### 강의에서 소개된 파이썬 주요 기능
- numpy.ndarray.flatten: https://numpy.org/doc/stable/reference/generated/numpy.ndarray.flatten.html
- matplotlib.pyplot.text: https://matplotlib.org/stable/api/_as_gen/matplotlib.pyplot.text.html

### 위치 추적 데이터 준비

In [None]:
import os
import numpy as np
import pandas as pd
import matplotlib.pyplot as plt
from src.plot_utils import draw_pitch

##### (1) 홈팀 데이터 불러오기 

In [None]:
match_id = 1
home_file = f'data_metrica/Sample_Game_{match_id}/Sample_Game_{match_id}_RawTrackingData_Home_Team.csv'
home_traces = pd.read_csv(home_file, header=[0, 1, 2])
home_traces

##### (2) 홈팀 데이터 열 이름 정리

In [None]:
players = [c[2] for c in home_traces.columns[3:-2:2]]
trace_cols = np.array([[f'H{int(p[6:]):02d}_x', f'H{int(p[6:]):02d}_y'] for p in players])
trace_cols

In [None]:
trace_cols.flatten()

In [None]:
trace_cols = np.array([[f'H{int(p[6:]):02d}_x', f'H{int(p[6:]):02d}_y'] for p in players]).flatten().tolist()
home_traces.columns = ['period', 'frame', 'time'] + trace_cols + ['ball_x', 'ball_y']

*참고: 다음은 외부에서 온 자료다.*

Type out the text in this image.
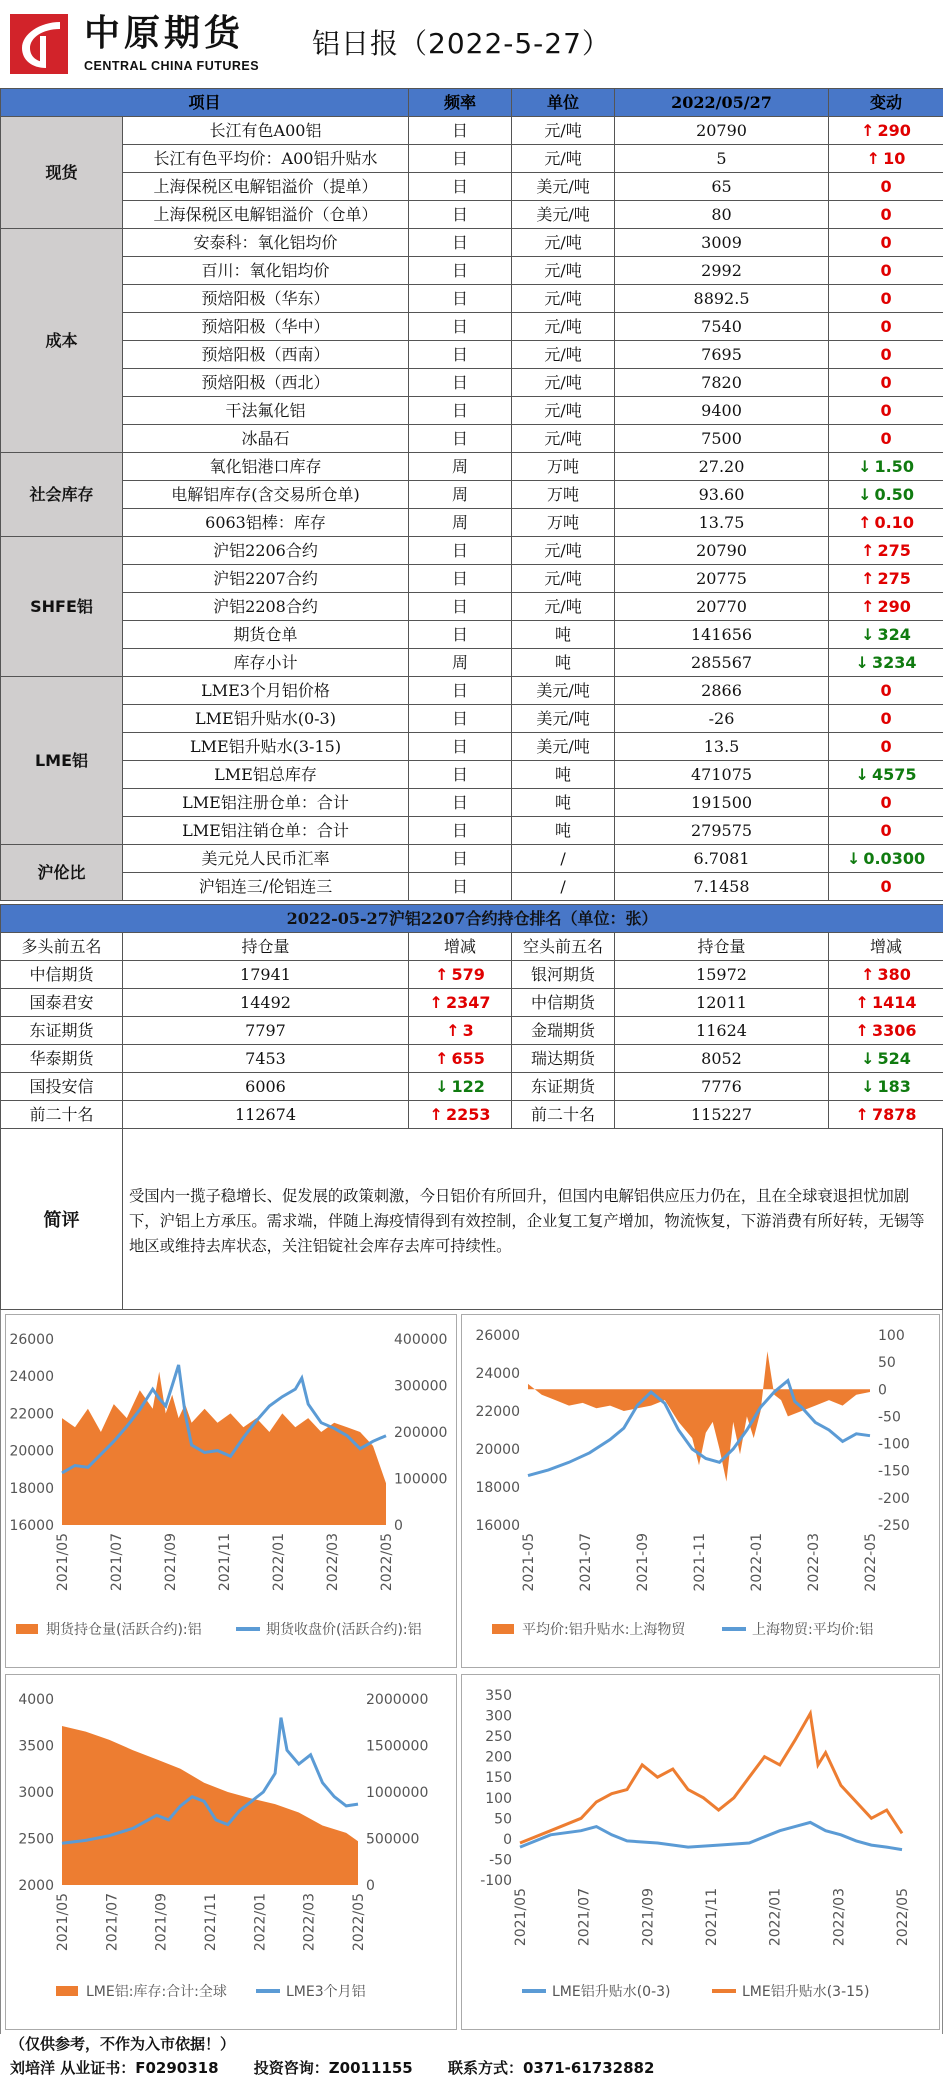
中原期货
CENTRAL CHINA FUTURES
铝日报（2022-5-27）
项目		频率	单位	2022/05/27	变动
现货	长江有色A00铝	日	元/吨	20790	↑ 290
	长江有色平均价：A00铝升贴水	日	元/吨	5	↑ 10
	上海保税区电解铝溢价（提单）	日	美元/吨	65	0
	上海保税区电解铝溢价（仓单）	日	美元/吨	80	0
成本	安泰科：氧化铝均价	日	元/吨	3009	0
	百川：氧化铝均价	日	元/吨	2992	0
	预焙阳极（华东）	日	元/吨	8892.5	0
	预焙阳极（华中）	日	元/吨	7540	0
	预焙阳极（西南）	日	元/吨	7695	0
	预焙阳极（西北）	日	元/吨	7820	0
	干法氟化铝	日	元/吨	9400	0
	冰晶石	日	元/吨	7500	0
社会库存	氧化铝港口库存	周	万吨	27.20	↓ 1.50
	电解铝库存(含交易所仓单)	周	万吨	93.60	↓ 0.50
	6063铝棒：库存	周	万吨	13.75	↑ 0.10
SHFE铝	沪铝2206合约	日	元/吨	20790	↑ 275
	沪铝2207合约	日	元/吨	20775	↑ 275
	沪铝2208合约	日	元/吨	20770	↑ 290
	期货仓单	日	吨	141656	↓ 324
	库存小计	周	吨	285567	↓ 3234
LME铝	LME3个月铝价格	日	美元/吨	2866	0
	LME铝升贴水(0-3)	日	美元/吨	-26	0
	LME铝升贴水(3-15)	日	美元/吨	13.5	0
	LME铝总库存	日	吨	471075	↓ 4575
	LME铝注册仓单：合计	日	吨	191500	0
	LME铝注销仓单：合计	日	吨	279575	0
沪伦比	美元兑人民币汇率	日	/	6.7081	↓ 0.0300
	沪铝连三/伦铝连三	日	/	7.1458	0
2022-05-27沪铝2207合约持仓排名（单位：张）					
多头前五名	持仓量	增减	空头前五名	持仓量	增减
中信期货	17941	↑ 579	银河期货	15972	↑ 380
国泰君安	14492	↑ 2347	中信期货	12011	↑ 1414
东证期货	7797	↑ 3	金瑞期货	11624	↑ 3306
华泰期货	7453	↑ 655	瑞达期货	8052	↓ 524
国投安信	6006	↓ 122	东证期货	7776	↓ 183
前二十名	112674	↑ 2253	前二十名	115227	↑ 7878
简评
受国内一揽子稳增长、促发展的政策刺激，今日铝价有所回升，但国内电解铝供应压力仍在，且在全球衰退担忧加剧下，沪铝上方承压。需求端，伴随上海疫情得到有效控制，企业复工复产增加，物流恢复，下游消费有所好转，无锡等地区或维持去库状态，关注铝锭社会库存去库可持续性。
26000
24000
22000
20000
18000
16000
400000
300000
200000
100000
0
2021/05	2021/07	2021/09	2021/11	2022/01	2022/03	2022/05
期货持仓量(活跃合约):铝	期货收盘价(活跃合约):铝
26000
24000
22000
20000
18000
16000
100
50
0
-50
-100
-150
-200
-250
2021-05	2021-07	2021-09	2021-11	2022-01	2022-03	2022-05
平均价:铝升贴水:上海物贸	上海物贸:平均价:铝
4000
3500
3000
2500
2000
2000000
1500000
1000000
500000
0
2021/05 2021/07 2021/09 2021/11 2022/01 2022/03 2022/05
LME铝:库存:合计:全球	LME3个月铝
350
300
250
200
150
100
50
0
-50
-100
2021/05	2021/07	2021/09	2021/11	2022/01	2022/03	2022/05
LME铝升贴水(0-3)	LME铝升贴水(3-15)
（仅供参考，不作为入市依据！）
刘培洋 从业证书：F0290318 投资咨询：Z0011155 联系方式：0371-61732882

home_traces = home_traces.set_index('frame').astype(float)
home_traces['period'] = home_traces['period'].astype(int)
home_traces

##### (3) 원정팀 데이터 불러오기 및 열 이름 정리

In [None]:
away_file = f'data_metrica/Sample_Game_{match_id}/Sample_Game_{match_id}_RawTrackingData_Away_Team.csv'
away_traces = pd.read_csv(away_file, header=[0, 1, 2])

players = [c[2] for c in away_traces.columns[3:-2:2]]
trace_cols = np.array([[f'A{int(p[6:]):02d}_x', f'A{int(p[6:]):02d}_y'] for p in players]).flatten().tolist()
away_traces.columns = ['period', 'frame', 'time'] + trace_cols + ['ball_x', 'ball_y']

away_traces = away_traces.set_index('frame').astype(float)
away_traces['period'] = away_traces['period'].astype(int)
away_traces

##### (4) 양팀 데이터 결합

In [None]:
cols = home_traces.columns[:-2].tolist() + away_traces.columns[2:].tolist()
traces = pd.merge(home_traces, away_traces)[cols]
traces.index = home_traces.index.astype(int)

x_cols = [c for c in traces.columns if c.endswith('_x')]
y_cols = [c for c in traces.columns if c.endswith('_y')]
traces.loc[traces['period'] == 2, x_cols + y_cols] = 1 - traces.loc[traces['period'] == 2, x_cols + y_cols]
traces[x_cols] *= 104
traces[y_cols] *= 68

traces

### 이벤트 데이터 결합

##### (1) 이벤트 데이터 불러오기

In [None]:
event_file = f'data_metrica/Sample_Game_{match_id}/Sample_Game_{match_id}_RawEventsData.csv'
events = pd.read_csv(event_file, header=0)
events

##### (2) Subtype NaN 값 채우기

In [None]:
events[['Type', 'Subtype']].drop_duplicates().sort_values(['Type', 'Subtype'], ignore_index=True)[-40:]

In [None]:
events.loc[events['Subtype'].isna(), 'Subtype'] = events.loc[events['Subtype'].isna(), 'Type']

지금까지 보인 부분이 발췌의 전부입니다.